If the economy is about to start booming once again – and there are a number of so-called experts who are claiming that it will – the effects on the world of commerce are likely to be instant. The construction industry traditionally shows the first signs of both good and bad economic times, so many are watching it with bated breath now.

Should things definitely be improving, there will be a great many companies which will feel the need to expand their working operations.

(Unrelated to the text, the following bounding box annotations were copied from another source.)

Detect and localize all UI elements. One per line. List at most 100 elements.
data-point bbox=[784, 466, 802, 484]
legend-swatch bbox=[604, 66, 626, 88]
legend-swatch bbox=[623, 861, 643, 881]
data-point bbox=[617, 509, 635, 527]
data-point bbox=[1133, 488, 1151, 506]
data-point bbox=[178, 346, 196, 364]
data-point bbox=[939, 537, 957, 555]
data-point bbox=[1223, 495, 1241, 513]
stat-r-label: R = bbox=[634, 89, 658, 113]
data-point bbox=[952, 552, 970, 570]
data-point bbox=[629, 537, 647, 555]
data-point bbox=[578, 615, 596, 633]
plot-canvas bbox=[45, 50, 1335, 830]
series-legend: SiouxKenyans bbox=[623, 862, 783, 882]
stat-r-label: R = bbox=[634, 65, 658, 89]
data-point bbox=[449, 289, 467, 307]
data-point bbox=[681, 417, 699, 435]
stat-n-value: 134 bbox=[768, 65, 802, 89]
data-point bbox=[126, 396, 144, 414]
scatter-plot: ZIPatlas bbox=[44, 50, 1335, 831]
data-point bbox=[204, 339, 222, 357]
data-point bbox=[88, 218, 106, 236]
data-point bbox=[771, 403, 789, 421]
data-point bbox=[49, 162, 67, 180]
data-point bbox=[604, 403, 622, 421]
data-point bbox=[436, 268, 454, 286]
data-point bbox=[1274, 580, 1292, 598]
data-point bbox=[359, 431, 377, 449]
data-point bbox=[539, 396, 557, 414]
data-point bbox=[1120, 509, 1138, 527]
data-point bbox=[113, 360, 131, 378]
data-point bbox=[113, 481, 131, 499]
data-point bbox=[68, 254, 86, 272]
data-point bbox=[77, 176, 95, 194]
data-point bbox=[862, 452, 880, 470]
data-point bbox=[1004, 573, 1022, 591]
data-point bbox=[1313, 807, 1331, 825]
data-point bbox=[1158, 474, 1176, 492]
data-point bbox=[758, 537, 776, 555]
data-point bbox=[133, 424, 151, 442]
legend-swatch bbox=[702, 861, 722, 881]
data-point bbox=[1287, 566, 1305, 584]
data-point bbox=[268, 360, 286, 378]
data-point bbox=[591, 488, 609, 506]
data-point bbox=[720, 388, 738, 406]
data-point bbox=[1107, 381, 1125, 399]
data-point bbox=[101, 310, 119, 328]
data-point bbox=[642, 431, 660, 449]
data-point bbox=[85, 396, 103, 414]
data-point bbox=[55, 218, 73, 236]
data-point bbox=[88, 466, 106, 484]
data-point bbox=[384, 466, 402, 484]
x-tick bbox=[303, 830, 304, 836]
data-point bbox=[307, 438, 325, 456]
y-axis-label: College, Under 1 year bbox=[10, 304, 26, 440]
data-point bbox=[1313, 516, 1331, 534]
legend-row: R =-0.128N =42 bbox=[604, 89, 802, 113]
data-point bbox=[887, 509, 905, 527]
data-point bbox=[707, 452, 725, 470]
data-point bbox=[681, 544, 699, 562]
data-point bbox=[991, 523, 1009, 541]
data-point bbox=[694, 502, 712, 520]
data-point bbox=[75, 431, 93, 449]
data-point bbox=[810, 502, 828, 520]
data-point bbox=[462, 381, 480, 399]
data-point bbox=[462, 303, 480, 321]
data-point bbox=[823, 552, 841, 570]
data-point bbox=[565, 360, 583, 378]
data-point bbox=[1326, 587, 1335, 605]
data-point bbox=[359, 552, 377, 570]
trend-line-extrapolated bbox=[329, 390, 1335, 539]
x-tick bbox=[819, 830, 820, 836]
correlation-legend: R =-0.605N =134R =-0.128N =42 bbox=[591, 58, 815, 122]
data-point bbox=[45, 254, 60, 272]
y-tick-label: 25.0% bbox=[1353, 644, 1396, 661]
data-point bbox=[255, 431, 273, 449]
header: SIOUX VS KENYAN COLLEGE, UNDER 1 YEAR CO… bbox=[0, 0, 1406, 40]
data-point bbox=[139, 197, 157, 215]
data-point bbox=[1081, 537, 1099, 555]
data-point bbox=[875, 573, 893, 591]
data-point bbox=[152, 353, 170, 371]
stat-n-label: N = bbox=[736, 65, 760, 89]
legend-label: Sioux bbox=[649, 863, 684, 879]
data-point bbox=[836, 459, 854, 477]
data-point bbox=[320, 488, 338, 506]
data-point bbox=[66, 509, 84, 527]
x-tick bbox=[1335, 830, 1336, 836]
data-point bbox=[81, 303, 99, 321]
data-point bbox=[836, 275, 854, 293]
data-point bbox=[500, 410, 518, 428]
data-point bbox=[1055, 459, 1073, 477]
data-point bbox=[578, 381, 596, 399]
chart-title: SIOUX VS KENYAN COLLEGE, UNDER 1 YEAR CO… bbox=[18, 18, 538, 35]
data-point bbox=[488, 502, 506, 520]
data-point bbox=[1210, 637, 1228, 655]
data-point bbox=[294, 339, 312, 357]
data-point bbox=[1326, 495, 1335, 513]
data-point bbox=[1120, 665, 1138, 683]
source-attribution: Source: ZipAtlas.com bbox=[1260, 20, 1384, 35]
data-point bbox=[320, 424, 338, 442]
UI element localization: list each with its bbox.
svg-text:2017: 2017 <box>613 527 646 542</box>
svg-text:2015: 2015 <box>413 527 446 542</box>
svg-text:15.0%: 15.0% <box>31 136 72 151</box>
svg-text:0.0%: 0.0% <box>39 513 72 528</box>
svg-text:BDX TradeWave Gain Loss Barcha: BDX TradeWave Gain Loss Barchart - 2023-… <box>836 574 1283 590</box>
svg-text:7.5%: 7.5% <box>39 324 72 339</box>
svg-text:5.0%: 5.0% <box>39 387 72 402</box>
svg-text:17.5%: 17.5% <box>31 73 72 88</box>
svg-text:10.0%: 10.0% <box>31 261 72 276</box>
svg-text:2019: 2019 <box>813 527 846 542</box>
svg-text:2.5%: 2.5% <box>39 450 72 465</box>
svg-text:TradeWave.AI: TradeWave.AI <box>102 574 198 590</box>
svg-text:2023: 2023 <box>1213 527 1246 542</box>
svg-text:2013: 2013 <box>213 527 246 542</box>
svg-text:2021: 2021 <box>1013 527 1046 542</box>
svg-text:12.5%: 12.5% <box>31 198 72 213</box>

This will include retail outlets that suddenly find they don’t have enough of a sales area, offices that have to house more employees and workshops that require more room for heavy machinery.

The owners and operators of these businesses will have to make some important decisions in the coming months and years, and the outcome of their deliberations will have a major impact on the success or failure of their companies. We all like to think we can handle pressure in our lives, of course, but pressure in business is intense.

Can your company justify the cost of moving to a new location?

Should an organisation decide to move into larger premises, there will be a great deal of cost involved, of course. The potential benefits will have to justify the price of the move, not to mention the upheaval that will be involved. Taking such a decision will be a big step, and it is one that could be fraught with problems along the way.

Every single plus and minus point of such a decision needs to be taken into account, and in truth the owners, CEOs and directors need to think about alternatives before taking the plunge. In some cases, their existing workplace locations will already be large enough for their needs, as long as they use a little imagination to make it so.

In many sites, things can be made easier with a mezzanine floor construction, a process that will create more space in the workplace with very little in the way of upheaval. The business can carry on working as normal while the experts install a new floor in very little time. This is a solution that will work very well in many places.

If you have a company and you never seem to have enough room in which to work, this could be the answer to all of your problems. We all need to make sure our firms are able to expand at the right time and for the right price, so if we are able to do so without having to pay a small fortune, the chances of success will be greater.

Making the decision to expand any operation is never an easy one, even when the economy is as strong as it could be, but it may be that the future of the business will depend upon expansion. This is why it is imperative for every owner and director to consider all the issues before say yes to either a new mezzanine or new premises.